Friday, October 31, 2008

PayPal - About as Secure as a Chocolate Teapot?

This story from The Industry Standard must make PayPal executives a little insecure...

PayPal accounts compromised over 16 months; No response from eBay | The Industry Standard

Online payment service PayPal has had an exploit on its hands for at least 16 months and counting, and seems to have no resolution for it.

A tipster forwarded us screenshots of the fraud, which involves a dummy subscription service to PayPal's sister company Skype, all part of the eBay corporate family. Using the fake Skype subscription, several small charges are made against a PayPal account, all in the same dollar amount.

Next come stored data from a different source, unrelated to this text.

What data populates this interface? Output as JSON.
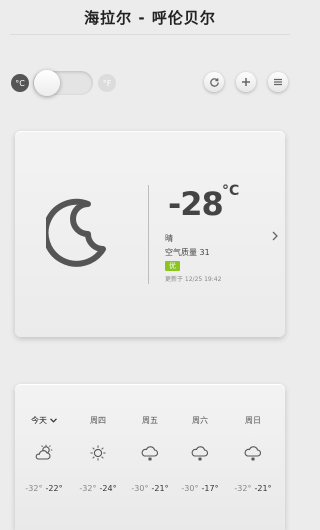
{
  "header": {
    "title": "海拉尔 - 呼伦贝尔"
  },
  "unit_toggle": {
    "celsius_label": "°C",
    "fahrenheit_label": "°F",
    "selected": "celsius"
  },
  "toolbar": {
    "icons": [
      "refresh-icon",
      "add-icon",
      "menu-icon"
    ]
  },
  "current": {
    "temperature": "-28",
    "unit": "°C",
    "condition": "晴",
    "aqi_text": "空气质量 31",
    "aqi_level": "优",
    "updated": "更新于 12/25 19:42",
    "icon": "moon-icon",
    "aqi_color": "#8bc51f"
  },
  "forecast": [
    {
      "label": "今天",
      "low": "-32°",
      "high": "-22°",
      "icon": "partly-cloudy-icon"
    },
    {
      "label": "周四",
      "low": "-32°",
      "high": "-24°",
      "icon": "sun-icon"
    },
    {
      "label": "周五",
      "low": "-30°",
      "high": "-21°",
      "icon": "snow-icon"
    },
    {
      "label": "周六",
      "low": "-30°",
      "high": "-17°",
      "icon": "snow-icon"
    },
    {
      "label": "周日",
      "low": "-32°",
      "high": "-21°",
      "icon": "snow-icon"
    }
  ]
}
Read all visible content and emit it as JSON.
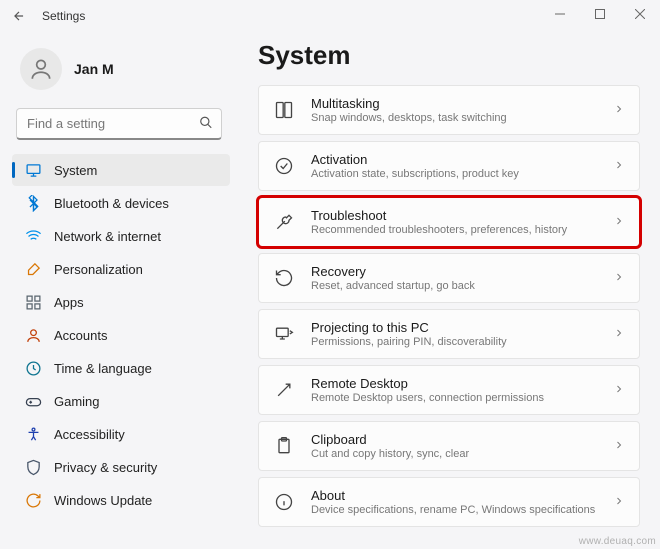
{
  "window": {
    "title": "Settings"
  },
  "user": {
    "name": "Jan M"
  },
  "search": {
    "placeholder": "Find a setting"
  },
  "nav": [
    {
      "id": "system",
      "label": "System",
      "active": true,
      "icon": "system"
    },
    {
      "id": "bluetooth",
      "label": "Bluetooth & devices",
      "icon": "bluetooth"
    },
    {
      "id": "network",
      "label": "Network & internet",
      "icon": "wifi"
    },
    {
      "id": "personalization",
      "label": "Personalization",
      "icon": "brush"
    },
    {
      "id": "apps",
      "label": "Apps",
      "icon": "apps"
    },
    {
      "id": "accounts",
      "label": "Accounts",
      "icon": "account"
    },
    {
      "id": "time",
      "label": "Time & language",
      "icon": "time"
    },
    {
      "id": "gaming",
      "label": "Gaming",
      "icon": "gaming"
    },
    {
      "id": "accessibility",
      "label": "Accessibility",
      "icon": "accessibility"
    },
    {
      "id": "privacy",
      "label": "Privacy & security",
      "icon": "privacy"
    },
    {
      "id": "update",
      "label": "Windows Update",
      "icon": "update"
    }
  ],
  "page": {
    "title": "System"
  },
  "items": [
    {
      "id": "multitasking",
      "title": "Multitasking",
      "sub": "Snap windows, desktops, task switching",
      "icon": "multitask",
      "highlight": false
    },
    {
      "id": "activation",
      "title": "Activation",
      "sub": "Activation state, subscriptions, product key",
      "icon": "check",
      "highlight": false
    },
    {
      "id": "troubleshoot",
      "title": "Troubleshoot",
      "sub": "Recommended troubleshooters, preferences, history",
      "icon": "wrench",
      "highlight": true
    },
    {
      "id": "recovery",
      "title": "Recovery",
      "sub": "Reset, advanced startup, go back",
      "icon": "recovery",
      "highlight": false
    },
    {
      "id": "projecting",
      "title": "Projecting to this PC",
      "sub": "Permissions, pairing PIN, discoverability",
      "icon": "project",
      "highlight": false
    },
    {
      "id": "remote",
      "title": "Remote Desktop",
      "sub": "Remote Desktop users, connection permissions",
      "icon": "remote",
      "highlight": false
    },
    {
      "id": "clipboard",
      "title": "Clipboard",
      "sub": "Cut and copy history, sync, clear",
      "icon": "clipboard",
      "highlight": false
    },
    {
      "id": "about",
      "title": "About",
      "sub": "Device specifications, rename PC, Windows specifications",
      "icon": "info",
      "highlight": false
    }
  ],
  "watermark": "www.deuaq.com"
}
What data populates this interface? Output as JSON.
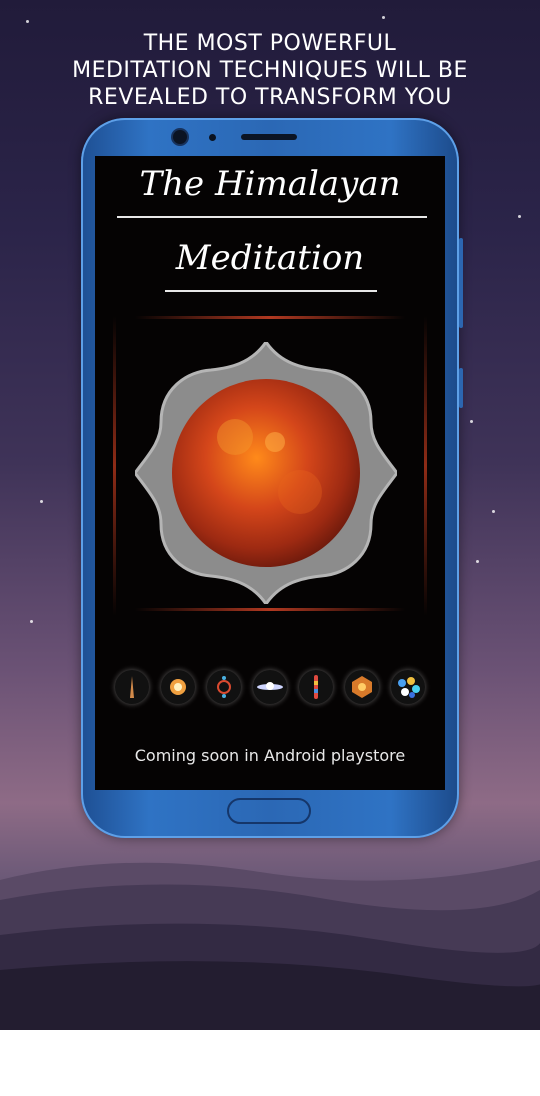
{
  "headline": {
    "lines": [
      "THE MOST POWERFUL",
      "MEDITATION TECHNIQUES WILL BE",
      "REVEALED TO TRANSFORM YOU"
    ]
  },
  "app": {
    "title_line1": "The Himalayan",
    "title_line2": "Meditation",
    "footer": "Coming soon in Android playstore",
    "icons": [
      "root-chakra-icon",
      "sacral-chakra-icon",
      "solar-plexus-chakra-icon",
      "heart-chakra-icon",
      "throat-chakra-icon",
      "third-eye-chakra-icon",
      "crown-chakra-icon"
    ]
  },
  "colors": {
    "phone_body": "#2b68b5",
    "sun": "#c23a10",
    "screen": "#050303"
  }
}
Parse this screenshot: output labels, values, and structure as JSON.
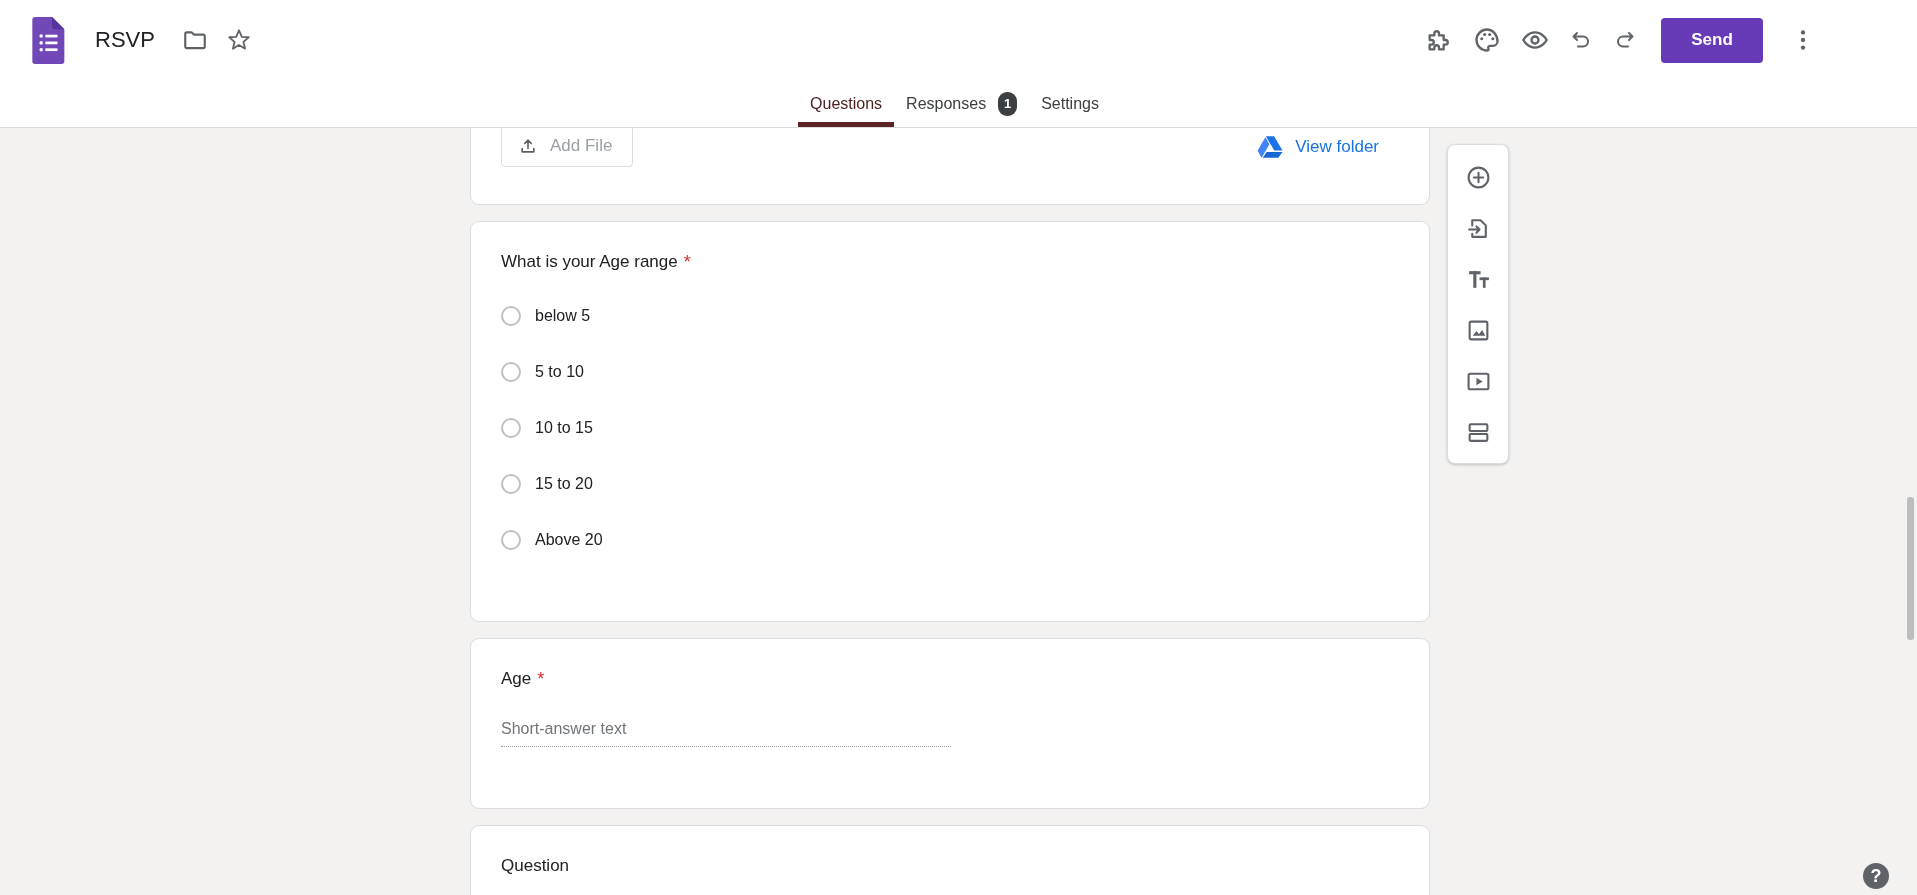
{
  "app": {
    "title": "RSVP"
  },
  "toolbar": {
    "send_button": "Send"
  },
  "tabs": [
    {
      "label": "Questions",
      "selected": true
    },
    {
      "label": "Responses",
      "selected": false,
      "badge": "1"
    },
    {
      "label": "Settings",
      "selected": false
    }
  ],
  "cards": [
    {
      "kind": "upload",
      "add_file_button": "Add File",
      "view_folder_link": "View folder"
    },
    {
      "kind": "choice",
      "question": "What is your Age range",
      "required_mark": "*",
      "options": [
        {
          "label": "below 5",
          "selected": false
        },
        {
          "label": "5 to 10",
          "selected": false
        },
        {
          "label": "10 to 15",
          "selected": false
        },
        {
          "label": "15 to 20",
          "selected": false
        },
        {
          "label": "Above 20",
          "selected": false
        }
      ]
    },
    {
      "kind": "short",
      "question": "Age",
      "required_mark": "*",
      "placeholder": "Short-answer text"
    },
    {
      "kind": "title",
      "question": "Question"
    }
  ],
  "help_button": "?"
}
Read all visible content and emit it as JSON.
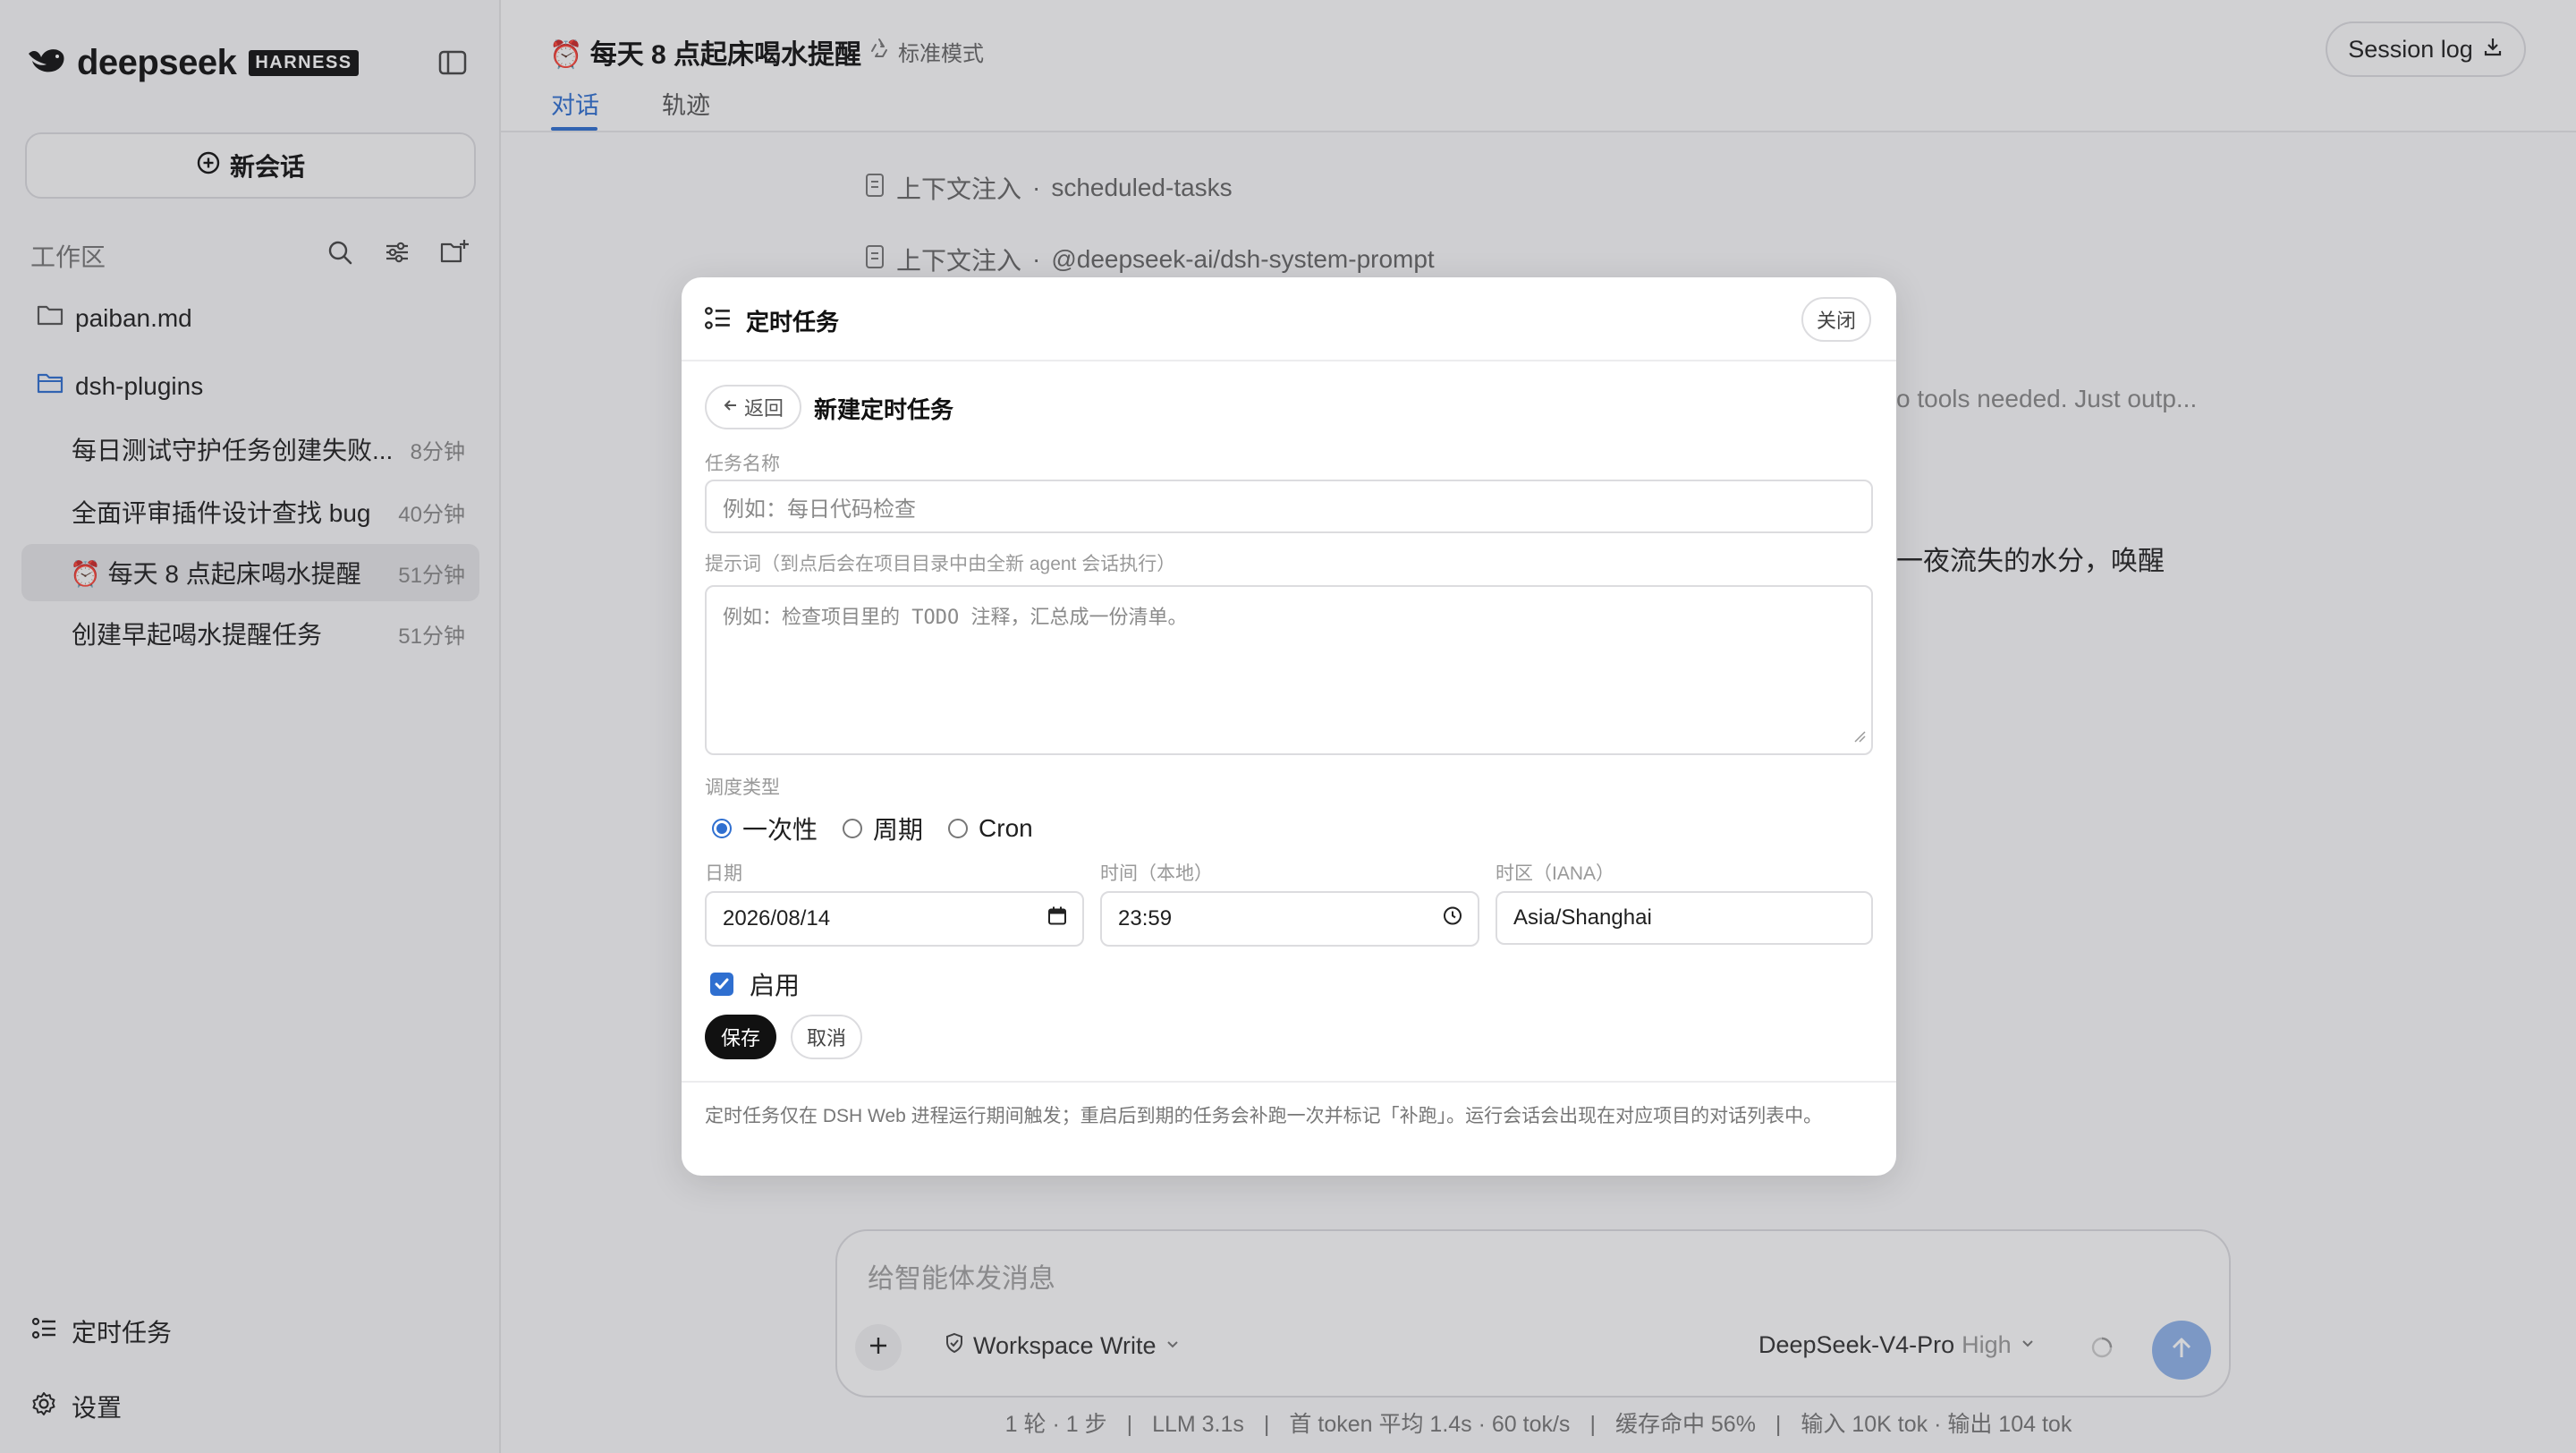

The first mention of the exploit by a media outlet seems to have been an article in The Register back in June, but complaints on consumer boards like Complaints Board show the problem going back even farther, and a tech column in the Orange County Register appears to show the same problem back in June 2007, with PayPal and Skype reps saying at the time it was the first they'd heard of the problem.

As you can see from the screenshots we received, the phony subscription includes what appear to be Chinese characters in the Billing Description field, and all links are dummy links in the sections for logging back into the PayPal account and reporting errors. In addition, the email address for the "seller" is listed as "unavailable."

PayPal was quick to reverse the charges, but our tipster also had to cancel the credit card account, and PayPal offered no explanation for the problem.

A request made by The Industry Standard to eBay regarding the issues did not receive a reply.